Recall that as $\lambda \rightarrow 0$ the margin is more narrow, equivalent to reducing 1 in $1 - y x^\top \theta < 0$. In the limit as $\lambda \rightarrow 0$ and with $\eta = 1$, $$ \theta \gets \theta + y_t x_t 1\{y x^\top \theta \le 0\} $$ which is Rosenblatt's perceptron.
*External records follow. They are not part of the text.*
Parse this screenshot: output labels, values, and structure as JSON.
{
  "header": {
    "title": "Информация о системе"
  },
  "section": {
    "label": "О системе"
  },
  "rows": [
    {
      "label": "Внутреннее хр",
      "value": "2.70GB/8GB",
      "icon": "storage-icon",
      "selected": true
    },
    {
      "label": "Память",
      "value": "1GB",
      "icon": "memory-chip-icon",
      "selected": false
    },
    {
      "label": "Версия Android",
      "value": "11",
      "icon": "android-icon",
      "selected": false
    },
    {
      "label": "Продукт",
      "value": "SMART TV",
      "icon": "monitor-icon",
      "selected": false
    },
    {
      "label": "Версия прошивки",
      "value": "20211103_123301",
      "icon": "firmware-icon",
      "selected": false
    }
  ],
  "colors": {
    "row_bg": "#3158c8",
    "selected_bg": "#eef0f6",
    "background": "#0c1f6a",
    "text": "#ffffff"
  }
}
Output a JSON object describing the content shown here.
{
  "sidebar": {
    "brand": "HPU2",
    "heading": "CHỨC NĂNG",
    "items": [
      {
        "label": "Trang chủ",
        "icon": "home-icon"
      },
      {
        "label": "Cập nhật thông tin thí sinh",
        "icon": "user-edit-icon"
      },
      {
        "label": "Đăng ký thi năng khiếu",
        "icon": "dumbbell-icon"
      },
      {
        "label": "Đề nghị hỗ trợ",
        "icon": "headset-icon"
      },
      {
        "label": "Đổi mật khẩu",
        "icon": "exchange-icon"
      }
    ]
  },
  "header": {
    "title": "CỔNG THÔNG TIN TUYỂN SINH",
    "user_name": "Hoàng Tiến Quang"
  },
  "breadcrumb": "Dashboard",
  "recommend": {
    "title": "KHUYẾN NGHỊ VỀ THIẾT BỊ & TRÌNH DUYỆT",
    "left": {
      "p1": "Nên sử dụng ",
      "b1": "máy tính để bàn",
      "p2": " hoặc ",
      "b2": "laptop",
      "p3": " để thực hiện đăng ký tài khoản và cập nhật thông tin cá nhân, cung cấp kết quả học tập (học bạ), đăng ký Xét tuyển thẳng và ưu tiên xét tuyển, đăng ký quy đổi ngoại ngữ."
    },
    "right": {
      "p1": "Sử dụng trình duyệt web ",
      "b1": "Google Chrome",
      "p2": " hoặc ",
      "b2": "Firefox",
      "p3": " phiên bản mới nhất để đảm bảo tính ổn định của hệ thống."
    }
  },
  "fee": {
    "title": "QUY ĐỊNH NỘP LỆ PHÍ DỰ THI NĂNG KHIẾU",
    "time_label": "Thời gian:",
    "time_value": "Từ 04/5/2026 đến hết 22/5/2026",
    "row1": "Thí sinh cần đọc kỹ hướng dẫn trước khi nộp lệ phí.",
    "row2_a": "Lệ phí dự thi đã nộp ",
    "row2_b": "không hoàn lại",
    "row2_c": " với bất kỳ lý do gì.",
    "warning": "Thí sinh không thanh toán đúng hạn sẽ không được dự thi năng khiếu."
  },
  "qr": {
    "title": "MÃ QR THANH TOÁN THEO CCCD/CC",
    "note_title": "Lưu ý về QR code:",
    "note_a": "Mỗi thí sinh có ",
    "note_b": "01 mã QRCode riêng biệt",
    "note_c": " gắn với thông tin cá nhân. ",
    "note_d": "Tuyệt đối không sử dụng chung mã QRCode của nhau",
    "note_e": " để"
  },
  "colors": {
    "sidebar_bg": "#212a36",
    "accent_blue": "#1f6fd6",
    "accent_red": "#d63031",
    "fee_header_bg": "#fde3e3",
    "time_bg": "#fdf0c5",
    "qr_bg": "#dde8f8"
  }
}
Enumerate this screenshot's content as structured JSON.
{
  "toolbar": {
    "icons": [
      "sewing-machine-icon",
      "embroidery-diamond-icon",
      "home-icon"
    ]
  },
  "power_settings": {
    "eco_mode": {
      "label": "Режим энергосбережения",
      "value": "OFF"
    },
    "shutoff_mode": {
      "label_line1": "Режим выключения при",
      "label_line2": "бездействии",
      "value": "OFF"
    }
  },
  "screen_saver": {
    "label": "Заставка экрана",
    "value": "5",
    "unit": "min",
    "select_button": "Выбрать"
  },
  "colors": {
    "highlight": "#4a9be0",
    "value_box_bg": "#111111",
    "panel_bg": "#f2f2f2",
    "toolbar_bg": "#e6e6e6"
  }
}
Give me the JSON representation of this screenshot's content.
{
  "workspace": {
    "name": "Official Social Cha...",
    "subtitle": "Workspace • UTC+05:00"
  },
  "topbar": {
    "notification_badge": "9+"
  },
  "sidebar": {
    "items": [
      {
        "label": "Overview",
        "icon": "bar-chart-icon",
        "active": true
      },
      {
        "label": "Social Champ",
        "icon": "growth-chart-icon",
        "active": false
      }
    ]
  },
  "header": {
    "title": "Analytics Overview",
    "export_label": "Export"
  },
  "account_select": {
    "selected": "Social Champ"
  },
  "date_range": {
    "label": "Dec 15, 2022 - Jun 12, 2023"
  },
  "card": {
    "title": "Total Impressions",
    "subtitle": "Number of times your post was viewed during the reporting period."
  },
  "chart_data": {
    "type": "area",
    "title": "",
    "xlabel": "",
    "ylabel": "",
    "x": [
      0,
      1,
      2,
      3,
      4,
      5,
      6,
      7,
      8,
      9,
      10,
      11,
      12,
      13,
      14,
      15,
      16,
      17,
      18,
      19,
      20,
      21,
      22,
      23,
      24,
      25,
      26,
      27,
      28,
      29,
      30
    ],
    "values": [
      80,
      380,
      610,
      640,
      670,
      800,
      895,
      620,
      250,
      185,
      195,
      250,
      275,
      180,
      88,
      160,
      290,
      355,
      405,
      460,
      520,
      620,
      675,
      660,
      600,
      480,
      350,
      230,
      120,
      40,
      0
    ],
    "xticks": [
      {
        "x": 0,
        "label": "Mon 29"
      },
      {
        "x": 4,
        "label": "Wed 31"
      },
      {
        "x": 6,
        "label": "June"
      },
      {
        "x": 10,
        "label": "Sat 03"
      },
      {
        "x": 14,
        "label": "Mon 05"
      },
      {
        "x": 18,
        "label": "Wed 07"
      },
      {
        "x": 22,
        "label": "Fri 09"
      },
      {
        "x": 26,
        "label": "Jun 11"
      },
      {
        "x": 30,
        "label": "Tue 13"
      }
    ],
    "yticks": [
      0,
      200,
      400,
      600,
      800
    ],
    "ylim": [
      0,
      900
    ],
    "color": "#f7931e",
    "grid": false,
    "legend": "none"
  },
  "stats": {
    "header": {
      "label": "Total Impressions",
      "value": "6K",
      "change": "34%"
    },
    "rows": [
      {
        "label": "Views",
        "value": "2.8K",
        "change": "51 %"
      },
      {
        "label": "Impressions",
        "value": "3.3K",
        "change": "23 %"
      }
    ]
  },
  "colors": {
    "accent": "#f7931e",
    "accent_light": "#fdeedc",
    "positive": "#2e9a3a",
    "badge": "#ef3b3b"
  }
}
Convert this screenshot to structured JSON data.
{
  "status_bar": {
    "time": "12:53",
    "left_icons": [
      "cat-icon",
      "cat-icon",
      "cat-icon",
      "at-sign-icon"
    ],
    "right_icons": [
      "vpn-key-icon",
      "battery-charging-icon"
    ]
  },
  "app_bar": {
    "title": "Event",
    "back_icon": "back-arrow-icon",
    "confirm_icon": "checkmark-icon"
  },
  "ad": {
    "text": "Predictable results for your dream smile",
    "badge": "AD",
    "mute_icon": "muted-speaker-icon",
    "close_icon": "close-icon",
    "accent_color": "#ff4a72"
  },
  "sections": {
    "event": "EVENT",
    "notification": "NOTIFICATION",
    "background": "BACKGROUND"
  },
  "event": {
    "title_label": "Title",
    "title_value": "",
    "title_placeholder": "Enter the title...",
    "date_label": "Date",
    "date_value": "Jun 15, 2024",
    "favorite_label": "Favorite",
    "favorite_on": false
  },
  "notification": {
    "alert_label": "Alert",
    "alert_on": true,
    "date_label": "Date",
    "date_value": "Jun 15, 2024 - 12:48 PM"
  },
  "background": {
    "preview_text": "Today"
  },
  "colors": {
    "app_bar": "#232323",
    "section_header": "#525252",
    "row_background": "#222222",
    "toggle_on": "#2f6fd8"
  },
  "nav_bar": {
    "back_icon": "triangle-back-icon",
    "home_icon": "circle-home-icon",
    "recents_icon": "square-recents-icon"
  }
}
The update for the intercept is simpler $$ \theta_0 \gets \theta_0 + y_t 1\{y x^\top \theta \le 0\} $$


In [ ]:
class Perceptron:
    """
    Rosenblatt's perceptron, online learner

    Attributes:
        eta: learning rate
        beta: coefficient vector
        p: dimension of X
        beta_zero: intercept
    """

    def __init__(self,eta,dim,
                 beta_init=None,beta_zero_init=None):
        """initialize and set beta"""
        self.eta = eta
        self.p = dim
        if beta_init:
            self.beta = beta_init
        else:
            self.beta = np.zeros(dim)
        if beta_zero_init:
            self.beta_zero = beta_zero_init
        else:
            self.beta_zero = 0.
    ...

In [ ]:
class Perceptron:
    ...

    def predict(self,x):
        """predict y with x"""
        s = x @ self.beta + self.beta_zero
        yhat = 2*(s > 0) - 1
        return yhat

    def update_beta(self,x,y):
        """single step update output 0/1 loss"""
        yhat = self.predict(x)
        if yhat != y:
            self.beta += self.eta * y * x
            self.beta_zero += self.eta * y 
        return yhat != y

In [ ]:
loss = []
t_iter = 40
for t,(x,y) in enumerate(zip(X,Y)):
    loss.append(perc.update_beta(x,y))

Exercise 8.3

Look at Perceptron.py and go through each line in the main code section after if __name__=="__main__":. Look up at the main class and the helper functions to get a good understanding of what is happening there.